Stay on the lookout for these situations:
- Overlapping of the on-boarding fee with a monthly subscription: Some vendors charge both an onboarding fee and a regular monthly subscription fee in the same month, leading to a potential double payment. Verify with the vendor whether they initiate the regular subscription charges after the onboarding process is completed or if they begin during the onboarding.
- Yearly discounts: Are you opting for a yearly payment or committing to a yearly subscription while paying on a monthly basis? Frequently, you can secure a discount by making a one-year commitment.
- Level of support: Assess the accessibility of the customer success team, the nature of the training they offer, and the availability of VIP support. Determine the available communication channels – whether it’s through email, a ticketing system, or direct calls.

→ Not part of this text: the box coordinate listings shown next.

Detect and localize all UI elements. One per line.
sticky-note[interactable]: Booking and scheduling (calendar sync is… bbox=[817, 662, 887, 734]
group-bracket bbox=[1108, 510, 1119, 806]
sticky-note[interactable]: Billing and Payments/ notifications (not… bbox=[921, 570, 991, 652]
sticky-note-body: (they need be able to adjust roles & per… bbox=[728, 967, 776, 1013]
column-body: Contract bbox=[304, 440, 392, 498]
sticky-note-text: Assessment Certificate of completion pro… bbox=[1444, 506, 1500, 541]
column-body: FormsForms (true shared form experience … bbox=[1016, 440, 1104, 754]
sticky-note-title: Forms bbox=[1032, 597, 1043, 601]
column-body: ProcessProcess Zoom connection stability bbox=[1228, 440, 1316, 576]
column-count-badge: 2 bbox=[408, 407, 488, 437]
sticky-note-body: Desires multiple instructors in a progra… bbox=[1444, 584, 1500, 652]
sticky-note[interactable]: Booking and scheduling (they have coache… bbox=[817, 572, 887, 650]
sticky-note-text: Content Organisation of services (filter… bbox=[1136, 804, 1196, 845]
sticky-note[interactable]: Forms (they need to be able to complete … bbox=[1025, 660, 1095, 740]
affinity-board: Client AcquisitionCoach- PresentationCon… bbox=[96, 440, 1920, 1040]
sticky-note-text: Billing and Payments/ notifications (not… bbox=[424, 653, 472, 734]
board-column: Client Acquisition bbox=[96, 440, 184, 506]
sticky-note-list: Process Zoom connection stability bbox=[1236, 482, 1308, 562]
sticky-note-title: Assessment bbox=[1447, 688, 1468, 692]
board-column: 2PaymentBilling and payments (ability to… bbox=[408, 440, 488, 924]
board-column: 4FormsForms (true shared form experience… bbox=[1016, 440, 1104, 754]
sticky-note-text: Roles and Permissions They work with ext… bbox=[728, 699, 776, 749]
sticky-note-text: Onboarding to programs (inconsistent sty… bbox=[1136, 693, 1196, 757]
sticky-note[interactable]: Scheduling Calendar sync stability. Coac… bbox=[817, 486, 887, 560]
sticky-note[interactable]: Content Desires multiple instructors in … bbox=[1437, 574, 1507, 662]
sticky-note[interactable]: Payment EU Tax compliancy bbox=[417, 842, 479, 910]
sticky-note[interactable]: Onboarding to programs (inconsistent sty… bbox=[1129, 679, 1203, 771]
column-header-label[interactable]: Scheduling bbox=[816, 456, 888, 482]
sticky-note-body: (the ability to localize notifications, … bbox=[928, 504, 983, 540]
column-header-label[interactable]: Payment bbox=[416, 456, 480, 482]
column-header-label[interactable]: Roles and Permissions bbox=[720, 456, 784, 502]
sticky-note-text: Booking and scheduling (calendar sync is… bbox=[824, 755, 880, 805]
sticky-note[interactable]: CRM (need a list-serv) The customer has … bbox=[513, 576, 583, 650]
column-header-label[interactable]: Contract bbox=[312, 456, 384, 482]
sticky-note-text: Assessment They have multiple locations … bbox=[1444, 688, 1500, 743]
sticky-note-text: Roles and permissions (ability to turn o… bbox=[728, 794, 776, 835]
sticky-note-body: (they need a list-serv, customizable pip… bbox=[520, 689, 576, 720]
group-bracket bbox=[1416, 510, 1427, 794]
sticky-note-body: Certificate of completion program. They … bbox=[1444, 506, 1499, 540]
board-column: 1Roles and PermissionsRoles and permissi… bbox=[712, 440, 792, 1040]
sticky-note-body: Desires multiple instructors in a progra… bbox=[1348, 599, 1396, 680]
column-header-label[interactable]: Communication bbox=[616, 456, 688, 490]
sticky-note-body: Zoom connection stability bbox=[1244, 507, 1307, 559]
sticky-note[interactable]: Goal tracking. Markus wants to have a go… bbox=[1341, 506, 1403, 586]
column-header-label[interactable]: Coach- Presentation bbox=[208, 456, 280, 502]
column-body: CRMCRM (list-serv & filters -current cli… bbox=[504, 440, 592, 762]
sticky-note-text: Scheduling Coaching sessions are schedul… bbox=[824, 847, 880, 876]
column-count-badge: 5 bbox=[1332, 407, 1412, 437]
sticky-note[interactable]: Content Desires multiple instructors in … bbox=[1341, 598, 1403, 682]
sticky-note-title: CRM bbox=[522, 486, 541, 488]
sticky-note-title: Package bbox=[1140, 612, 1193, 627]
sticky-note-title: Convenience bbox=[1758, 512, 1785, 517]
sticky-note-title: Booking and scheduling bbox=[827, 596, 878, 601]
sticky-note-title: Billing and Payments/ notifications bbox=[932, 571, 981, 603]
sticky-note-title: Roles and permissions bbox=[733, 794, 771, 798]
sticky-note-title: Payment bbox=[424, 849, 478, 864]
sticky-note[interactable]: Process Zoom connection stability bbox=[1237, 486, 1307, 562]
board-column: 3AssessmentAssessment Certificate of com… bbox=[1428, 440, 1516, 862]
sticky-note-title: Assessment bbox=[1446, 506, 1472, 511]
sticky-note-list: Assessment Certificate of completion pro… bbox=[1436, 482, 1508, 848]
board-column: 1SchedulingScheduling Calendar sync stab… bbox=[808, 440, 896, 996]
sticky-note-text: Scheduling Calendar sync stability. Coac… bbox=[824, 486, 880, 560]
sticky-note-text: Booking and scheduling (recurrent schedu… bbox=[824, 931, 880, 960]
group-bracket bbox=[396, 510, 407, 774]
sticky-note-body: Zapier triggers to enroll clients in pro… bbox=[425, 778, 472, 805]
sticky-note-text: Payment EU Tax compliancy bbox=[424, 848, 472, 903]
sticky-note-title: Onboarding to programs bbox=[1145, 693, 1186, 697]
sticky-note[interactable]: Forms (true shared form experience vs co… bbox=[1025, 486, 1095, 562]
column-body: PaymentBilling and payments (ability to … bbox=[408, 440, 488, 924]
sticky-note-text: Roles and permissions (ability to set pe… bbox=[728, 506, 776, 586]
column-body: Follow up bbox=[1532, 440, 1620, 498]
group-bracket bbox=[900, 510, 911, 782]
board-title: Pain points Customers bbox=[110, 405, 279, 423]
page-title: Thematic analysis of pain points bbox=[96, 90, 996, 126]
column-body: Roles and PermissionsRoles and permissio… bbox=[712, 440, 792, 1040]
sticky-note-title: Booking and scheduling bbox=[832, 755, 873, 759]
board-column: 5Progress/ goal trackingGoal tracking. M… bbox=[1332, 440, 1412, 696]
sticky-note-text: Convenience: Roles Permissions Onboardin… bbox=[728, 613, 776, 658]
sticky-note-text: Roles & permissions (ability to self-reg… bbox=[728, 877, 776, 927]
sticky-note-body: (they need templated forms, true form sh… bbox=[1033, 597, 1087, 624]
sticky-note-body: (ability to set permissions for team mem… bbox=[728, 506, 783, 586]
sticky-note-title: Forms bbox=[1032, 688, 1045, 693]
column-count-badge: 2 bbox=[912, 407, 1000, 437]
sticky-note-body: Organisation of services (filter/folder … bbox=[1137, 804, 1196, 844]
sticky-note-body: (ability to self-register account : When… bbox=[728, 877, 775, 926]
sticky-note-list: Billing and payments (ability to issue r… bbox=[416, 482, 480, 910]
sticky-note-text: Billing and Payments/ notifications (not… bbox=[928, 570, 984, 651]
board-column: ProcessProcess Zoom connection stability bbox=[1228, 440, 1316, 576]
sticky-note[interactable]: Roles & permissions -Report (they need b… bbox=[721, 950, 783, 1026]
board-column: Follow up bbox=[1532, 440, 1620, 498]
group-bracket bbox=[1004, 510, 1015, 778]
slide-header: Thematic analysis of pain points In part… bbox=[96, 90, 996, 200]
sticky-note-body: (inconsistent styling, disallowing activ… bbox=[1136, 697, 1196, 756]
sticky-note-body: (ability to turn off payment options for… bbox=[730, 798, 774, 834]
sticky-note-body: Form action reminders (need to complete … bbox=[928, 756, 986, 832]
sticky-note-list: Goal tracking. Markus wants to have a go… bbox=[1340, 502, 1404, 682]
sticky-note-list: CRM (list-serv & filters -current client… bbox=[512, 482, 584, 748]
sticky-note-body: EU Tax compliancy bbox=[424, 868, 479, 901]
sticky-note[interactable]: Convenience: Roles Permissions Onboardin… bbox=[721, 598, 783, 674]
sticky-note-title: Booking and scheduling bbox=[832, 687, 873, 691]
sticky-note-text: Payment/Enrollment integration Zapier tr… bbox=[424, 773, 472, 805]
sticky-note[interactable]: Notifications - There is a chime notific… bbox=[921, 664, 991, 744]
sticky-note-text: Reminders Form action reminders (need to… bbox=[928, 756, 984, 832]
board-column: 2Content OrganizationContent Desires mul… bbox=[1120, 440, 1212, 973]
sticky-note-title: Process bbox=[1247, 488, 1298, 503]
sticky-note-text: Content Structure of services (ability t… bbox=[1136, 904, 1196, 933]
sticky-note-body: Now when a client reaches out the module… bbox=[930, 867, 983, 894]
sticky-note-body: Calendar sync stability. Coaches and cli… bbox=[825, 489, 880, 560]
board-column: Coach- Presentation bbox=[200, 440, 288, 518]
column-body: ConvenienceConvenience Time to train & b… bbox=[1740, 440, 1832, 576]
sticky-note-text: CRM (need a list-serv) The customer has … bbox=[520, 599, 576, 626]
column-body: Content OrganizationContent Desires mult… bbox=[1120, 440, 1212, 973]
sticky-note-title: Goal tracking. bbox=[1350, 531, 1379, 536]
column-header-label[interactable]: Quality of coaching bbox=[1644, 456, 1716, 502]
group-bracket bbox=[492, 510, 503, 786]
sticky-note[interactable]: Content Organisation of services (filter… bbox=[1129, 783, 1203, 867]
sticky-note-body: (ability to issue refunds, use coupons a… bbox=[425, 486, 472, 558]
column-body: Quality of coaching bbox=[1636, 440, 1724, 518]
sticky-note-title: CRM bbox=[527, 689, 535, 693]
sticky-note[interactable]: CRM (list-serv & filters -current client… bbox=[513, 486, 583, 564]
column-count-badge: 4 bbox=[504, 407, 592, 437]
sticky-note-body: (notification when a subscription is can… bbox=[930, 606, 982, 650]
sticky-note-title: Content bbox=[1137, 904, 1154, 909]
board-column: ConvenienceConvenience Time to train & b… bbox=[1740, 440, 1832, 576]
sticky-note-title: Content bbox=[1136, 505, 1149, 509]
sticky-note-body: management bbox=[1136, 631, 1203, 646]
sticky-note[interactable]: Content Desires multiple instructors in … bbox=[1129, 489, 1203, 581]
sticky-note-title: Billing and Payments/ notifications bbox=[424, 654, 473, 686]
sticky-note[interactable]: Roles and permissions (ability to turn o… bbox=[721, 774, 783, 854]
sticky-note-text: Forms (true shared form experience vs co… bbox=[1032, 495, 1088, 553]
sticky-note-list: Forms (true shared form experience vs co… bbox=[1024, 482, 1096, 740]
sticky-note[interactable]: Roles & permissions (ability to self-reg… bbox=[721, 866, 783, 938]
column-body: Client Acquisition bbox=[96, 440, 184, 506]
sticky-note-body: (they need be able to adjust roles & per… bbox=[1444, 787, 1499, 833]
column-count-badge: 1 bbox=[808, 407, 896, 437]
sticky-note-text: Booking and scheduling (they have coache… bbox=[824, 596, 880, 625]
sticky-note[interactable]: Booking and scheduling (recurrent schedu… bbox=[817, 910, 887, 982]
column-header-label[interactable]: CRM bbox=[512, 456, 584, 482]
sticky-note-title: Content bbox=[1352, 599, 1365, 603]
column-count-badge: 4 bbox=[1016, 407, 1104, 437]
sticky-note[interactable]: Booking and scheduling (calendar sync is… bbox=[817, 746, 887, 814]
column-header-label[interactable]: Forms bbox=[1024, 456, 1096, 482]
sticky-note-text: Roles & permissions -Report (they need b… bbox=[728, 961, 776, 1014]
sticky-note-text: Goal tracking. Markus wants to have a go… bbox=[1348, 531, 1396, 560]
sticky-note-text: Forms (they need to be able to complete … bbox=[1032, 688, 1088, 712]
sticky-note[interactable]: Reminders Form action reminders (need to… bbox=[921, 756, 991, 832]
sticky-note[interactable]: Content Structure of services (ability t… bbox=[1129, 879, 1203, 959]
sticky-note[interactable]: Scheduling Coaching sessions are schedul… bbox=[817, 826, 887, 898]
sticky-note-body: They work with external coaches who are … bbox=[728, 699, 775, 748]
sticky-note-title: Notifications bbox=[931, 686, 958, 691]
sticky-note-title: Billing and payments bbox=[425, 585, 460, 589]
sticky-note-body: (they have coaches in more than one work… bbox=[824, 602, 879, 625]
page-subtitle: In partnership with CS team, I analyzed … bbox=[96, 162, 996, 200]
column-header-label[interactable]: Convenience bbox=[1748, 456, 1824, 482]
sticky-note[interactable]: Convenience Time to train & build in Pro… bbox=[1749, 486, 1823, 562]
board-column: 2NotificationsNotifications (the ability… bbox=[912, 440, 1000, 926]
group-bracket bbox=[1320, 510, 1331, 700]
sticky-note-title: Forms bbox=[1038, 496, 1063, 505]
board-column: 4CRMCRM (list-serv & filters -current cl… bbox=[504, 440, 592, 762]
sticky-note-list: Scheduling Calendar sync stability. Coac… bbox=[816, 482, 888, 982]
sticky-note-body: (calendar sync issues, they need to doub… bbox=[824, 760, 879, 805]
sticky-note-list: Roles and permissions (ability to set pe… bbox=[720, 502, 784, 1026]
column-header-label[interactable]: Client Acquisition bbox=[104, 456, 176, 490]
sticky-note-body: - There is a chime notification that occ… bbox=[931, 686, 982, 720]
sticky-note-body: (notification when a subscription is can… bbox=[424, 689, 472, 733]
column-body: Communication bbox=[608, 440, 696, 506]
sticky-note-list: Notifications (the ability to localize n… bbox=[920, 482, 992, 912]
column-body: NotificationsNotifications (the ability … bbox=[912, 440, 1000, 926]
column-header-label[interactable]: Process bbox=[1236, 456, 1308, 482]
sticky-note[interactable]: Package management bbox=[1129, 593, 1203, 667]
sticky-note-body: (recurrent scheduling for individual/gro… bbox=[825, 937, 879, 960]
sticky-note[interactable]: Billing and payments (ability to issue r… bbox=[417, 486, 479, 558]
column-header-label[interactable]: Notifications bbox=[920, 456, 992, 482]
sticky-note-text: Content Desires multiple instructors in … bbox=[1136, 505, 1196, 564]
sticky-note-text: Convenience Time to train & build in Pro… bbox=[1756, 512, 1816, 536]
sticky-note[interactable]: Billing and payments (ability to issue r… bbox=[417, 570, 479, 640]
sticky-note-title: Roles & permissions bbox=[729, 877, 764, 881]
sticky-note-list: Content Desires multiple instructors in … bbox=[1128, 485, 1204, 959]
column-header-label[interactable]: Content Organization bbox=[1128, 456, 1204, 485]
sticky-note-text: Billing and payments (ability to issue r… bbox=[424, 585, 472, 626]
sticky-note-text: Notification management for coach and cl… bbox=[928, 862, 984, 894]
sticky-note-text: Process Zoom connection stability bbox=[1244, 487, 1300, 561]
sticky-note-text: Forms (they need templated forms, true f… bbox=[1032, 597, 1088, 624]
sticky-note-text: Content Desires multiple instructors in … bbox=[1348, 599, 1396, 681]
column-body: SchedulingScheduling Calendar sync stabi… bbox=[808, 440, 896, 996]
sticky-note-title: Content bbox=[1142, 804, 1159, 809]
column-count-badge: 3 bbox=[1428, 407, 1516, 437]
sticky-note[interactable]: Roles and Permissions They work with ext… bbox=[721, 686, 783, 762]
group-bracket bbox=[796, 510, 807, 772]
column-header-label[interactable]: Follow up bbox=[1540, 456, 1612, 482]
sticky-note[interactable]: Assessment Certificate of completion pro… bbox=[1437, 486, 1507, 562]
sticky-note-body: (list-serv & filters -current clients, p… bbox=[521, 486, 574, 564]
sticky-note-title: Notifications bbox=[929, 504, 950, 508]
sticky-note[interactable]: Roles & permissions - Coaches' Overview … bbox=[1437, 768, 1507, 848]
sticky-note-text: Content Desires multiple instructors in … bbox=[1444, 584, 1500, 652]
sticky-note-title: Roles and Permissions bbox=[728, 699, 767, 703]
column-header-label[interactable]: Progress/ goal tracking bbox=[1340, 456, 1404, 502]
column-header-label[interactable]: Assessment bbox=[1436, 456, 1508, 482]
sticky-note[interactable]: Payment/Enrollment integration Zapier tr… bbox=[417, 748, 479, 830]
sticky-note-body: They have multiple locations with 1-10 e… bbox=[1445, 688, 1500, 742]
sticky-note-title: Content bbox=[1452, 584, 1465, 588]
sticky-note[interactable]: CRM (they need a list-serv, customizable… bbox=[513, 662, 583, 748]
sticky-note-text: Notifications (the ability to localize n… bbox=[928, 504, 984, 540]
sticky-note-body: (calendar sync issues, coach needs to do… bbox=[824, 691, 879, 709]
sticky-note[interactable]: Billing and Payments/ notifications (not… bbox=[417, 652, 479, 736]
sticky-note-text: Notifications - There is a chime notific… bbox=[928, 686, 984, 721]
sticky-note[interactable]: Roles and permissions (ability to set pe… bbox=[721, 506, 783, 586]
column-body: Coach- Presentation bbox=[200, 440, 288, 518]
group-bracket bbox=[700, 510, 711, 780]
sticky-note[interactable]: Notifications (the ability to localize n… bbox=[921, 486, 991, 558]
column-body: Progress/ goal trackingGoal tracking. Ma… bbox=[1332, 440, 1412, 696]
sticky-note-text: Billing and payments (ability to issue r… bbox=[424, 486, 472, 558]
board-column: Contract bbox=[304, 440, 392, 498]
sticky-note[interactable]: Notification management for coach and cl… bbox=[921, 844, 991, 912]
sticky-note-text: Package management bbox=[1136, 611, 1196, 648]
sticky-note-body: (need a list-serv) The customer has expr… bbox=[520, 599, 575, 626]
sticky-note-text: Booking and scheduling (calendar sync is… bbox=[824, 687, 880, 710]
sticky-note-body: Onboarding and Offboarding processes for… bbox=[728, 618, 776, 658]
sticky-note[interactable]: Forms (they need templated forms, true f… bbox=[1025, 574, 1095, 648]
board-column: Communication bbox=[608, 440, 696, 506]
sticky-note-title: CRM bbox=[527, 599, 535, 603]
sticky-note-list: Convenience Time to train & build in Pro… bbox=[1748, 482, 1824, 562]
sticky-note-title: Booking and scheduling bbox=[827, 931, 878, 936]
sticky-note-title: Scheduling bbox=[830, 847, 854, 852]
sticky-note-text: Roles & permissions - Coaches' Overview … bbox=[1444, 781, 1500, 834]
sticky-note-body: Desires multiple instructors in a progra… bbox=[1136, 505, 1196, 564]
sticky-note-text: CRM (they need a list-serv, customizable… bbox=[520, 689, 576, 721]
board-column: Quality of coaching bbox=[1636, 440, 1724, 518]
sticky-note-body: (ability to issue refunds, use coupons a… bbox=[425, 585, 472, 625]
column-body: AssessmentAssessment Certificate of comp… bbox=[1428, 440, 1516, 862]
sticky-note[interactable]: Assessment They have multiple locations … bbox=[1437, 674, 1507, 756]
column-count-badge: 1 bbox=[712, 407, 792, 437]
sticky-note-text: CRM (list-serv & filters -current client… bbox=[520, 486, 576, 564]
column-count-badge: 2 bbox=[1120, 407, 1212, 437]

- Customization requirements: Does your company have specific requirements that are not addressed by standard AP software? Customization often leads to an increase in price, but at times, these requirements can also enhance the platform’s utility, prompting the vendor to consider developing the product in the necessary direction. Explore whether you can negotiate an improved deal if there’s a mutual benefit for both parties.
- Hidden agendas: In the AP industry, pricing commonly revolves around the quantity of documents or users. While some companies might offer lower platform or user fees, this often indicates that a significant portion of the AP vendor’s revenue is generated from a percentage of payments. Exercise caution to avoid becoming entangled in such arrangements.
- Pay as you go model: Some vendors offer credits that can be utilized on a platform to access various features. However, this can become intricate as in certain cases, you might need to expend more credits to process each document. For instance, if you utilize credits for data extraction and subsequent payments, you could potentially end up using 10 credits to process a single document.
Pricing in the AP automation space can be complex and can vary greatly between vendors. Make sure to consider the subscription options available, pricing structure, and any value-added services you may need in order to make the best purchase decision.
Additionally, be sure to read reviews from other customers who have used the software. This will allow you to see how easy it is to use and if there are any bugs or other issues that you should be aware of. Customer feedback can help you make an informed decision about the software’s value for money. With all of these factors taken into account, you can ensure that your AP automation software will meet all of your needs. At the end of the day, remember that purchasing AP software is an investment in your business’s future.